English cricketer and British Army officer

Theodore Arthur Tapp (5 April 1883 – 21 October 1917) was an English officer of the British Army and first-class cricketer.

==Life==
The son of Charles James Tapp and his wife Olga Marie Henriette Andreae, he was born in April 1883 at Shortlands, Kent. He was educated at Rugby School, before going up to Gonville and Caius College, Cambridge.

After graduating from Cambridge, Theodore Tapp intended to pursue a career in the Diplomatic Service, but ill health put paid to that ambition and he instead joined the London Stock Exchange in 1905, becoming a partner in the firm C. Andreae and Company. His sporting interests outside of cricket included golf.

Tapp served in the First World War and was commissioned at the start of the conflict as a second lieutenant in the Coldstream Guards in September 1914. On 25 January 1915, he was wounded in action while operating a machine gun. Undeterred, he had his wound treated and returned to his post on the same day to assist with a British counter-attack. Following this action he returned home to recover. He was made a temporary lieutenant in April 1915, gaining the rank in full in October of the same year. He remained in the trenches of the Western Front until he was again wounded in action in January 1916, which necessitated another period of recovery at home. Upon his return to the front, he was assigned to the Guards Machine Gun Regiment. He held the temporary ranks of captain and major, while commanding a machine gun company, relinquishing the latter in June 1916. He was awarded the Military Cross in July 1917 for actions during the Third Battle of Ypres. Four nights before the First Battle of Passchendaele, Tapp personally inspected the British guns while under heavy shelling and sniper fire. For this he was awarded what would turn out to be a posthumous bar to his Military Cross.
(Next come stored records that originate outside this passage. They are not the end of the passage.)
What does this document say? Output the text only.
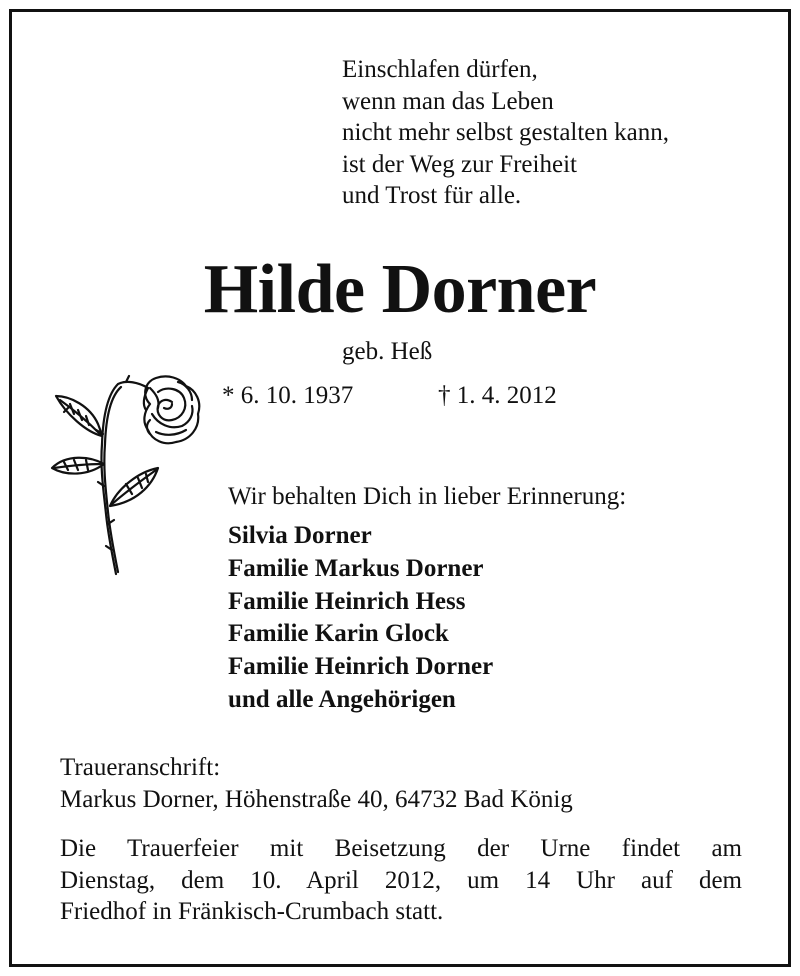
Einschlafen dürfen,
wenn man das Leben
nicht mehr selbst gestalten kann,
ist der Weg zur Freiheit
und Trost für alle.
Hilde Dorner
geb. Heß
* 6. 10. 1937	† 1. 4. 2012
Wir behalten Dich in lieber Erinnerung:
Silvia Dorner
Familie Markus Dorner
Familie Heinrich Hess
Familie Karin Glock
Familie Heinrich Dorner
und alle Angehörigen
Traueranschrift:
Markus Dorner, Höhenstraße 40, 64732 Bad König
Die Trauerfeier mit Beisetzung der Urne findet am
Dienstag, dem 10. April 2012, um 14 Uhr auf dem
Friedhof in Fränkisch-Crumbach statt.
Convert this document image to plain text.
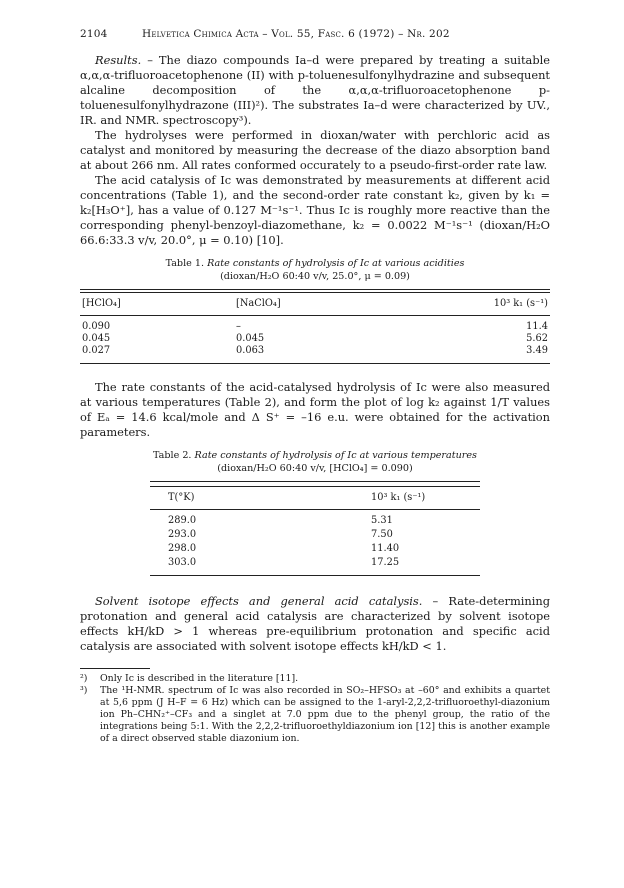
2104	Helvetica Chimica Acta – Vol. 55, Fasc. 6 (1972) – Nr. 202

Results. – The diazo compounds Ia–d were prepared by treating a suitable α,α,α-trifluoroacetophenone (II) with p-toluenesulfonylhydrazine and subsequent alcaline decomposition of the α,α,α-trifluoroacetophenone p-toluenesulfonylhydrazone (III)²). The substrates Ia–d were characterized by UV., IR. and NMR. spectroscopy³).

The hydrolyses were performed in dioxan/water with perchloric acid as catalyst and monitored by measuring the decrease of the diazo absorption band at about 266 nm. All rates conformed occurately to a pseudo-first-order rate law.

The acid catalysis of Ic was demonstrated by measurements at different acid concentrations (Table 1), and the second-order rate constant k₂, given by k₁ = k₂[H₃O⁺], has a value of 0.127 M⁻¹s⁻¹. Thus Ic is roughly more reactive than the corresponding phenyl-benzoyl-diazomethane, k₂ = 0.0022 M⁻¹s⁻¹ (dioxan/H₂O 66.6:33.3 v/v, 20.0°, μ = 0.10) [10].

Table 1. Rate constants of hydrolysis of Ic at various acidities
(dioxan/H₂O 60:40 v/v, 25.0°, μ = 0.09)

[HClO₄]	[NaClO₄]	10³ k₁ (s⁻¹)
0.090	–	11.4
0.045	0.045	5.62
0.027	0.063	3.49

The rate constants of the acid-catalysed hydrolysis of Ic were also measured at various temperatures (Table 2), and form the plot of log k₂ against 1/T values of Eₐ = 14.6 kcal/mole and Δ S⁺ = –16 e.u. were obtained for the activation parameters.

Table 2. Rate constants of hydrolysis of Ic at various temperatures
(dioxan/H₂O 60:40 v/v, [HClO₄] = 0.090)

T(°K)	10³ k₁ (s⁻¹)
289.0	5.31
293.0	7.50
298.0	11.40
303.0	17.25

Solvent isotope effects and general acid catalysis. – Rate-determining protonation and general acid catalysis are characterized by solvent isotope effects kH/kD > 1 whereas pre-equilibrium protonation and specific acid catalysis are associated with solvent isotope effects kH/kD < 1.

²)	Only Ic is described in the literature [11].
³)	The ¹H-NMR. spectrum of Ic was also recorded in SO₂–HFSO₃ at –60° and exhibits a quartet at 5,6 ppm (J H–F = 6 Hz) which can be assigned to the 1-aryl-2,2,2-trifluoroethyl-diazonium ion Ph–CHN₂⁺–CF₃ and a singlet at 7.0 ppm due to the phenyl group, the ratio of the integrations being 5:1. With the 2,2,2-trifluoroethyldiazonium ion [12] this is another example of a direct observed stable diazonium ion.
Tapp was seriously wounded on 11 October 1917, one day before the commencement of the First Battle of Passchendaele. He was evacuated to a casualty clearing station, where he succumbed to his wounds on 21 October.

==Cricket==
Tapp played cricket for Caius College, but did not play for Cambridge University Cricket Club. Despite this, he did play first-class cricket while at Cambridge, appearing once for London County against Cambridge University at Fenner's in 1904. With his right-arm fast bowling he took a five wicket haul in the Cambridge first innings, with figures of 5 for 99. He batted twice in the match, scoring 5 runs in London County's first innings, before being dismissed by Guy Napier, while in their second innings he was dismissed for 4 runs by John Hopley.

==Family==
Tapp married in 1905 Margaret F. P. Flagg, daughter of Elisha Flagg of New York. At the time of her death in 1919, Margaret was married to the army officer Leonard W. Hancock. Margaret's brother James Montgomery Flagg was scathing in Roses and Buckshot: she was "a beautiful and utterly selfish typical American girl" and Theodore was "a good-looking rotter, a Cambridge man, rich and very smart" who "had never packed a suitcase or ridden on a bus in his life." He stated that the couple divorced.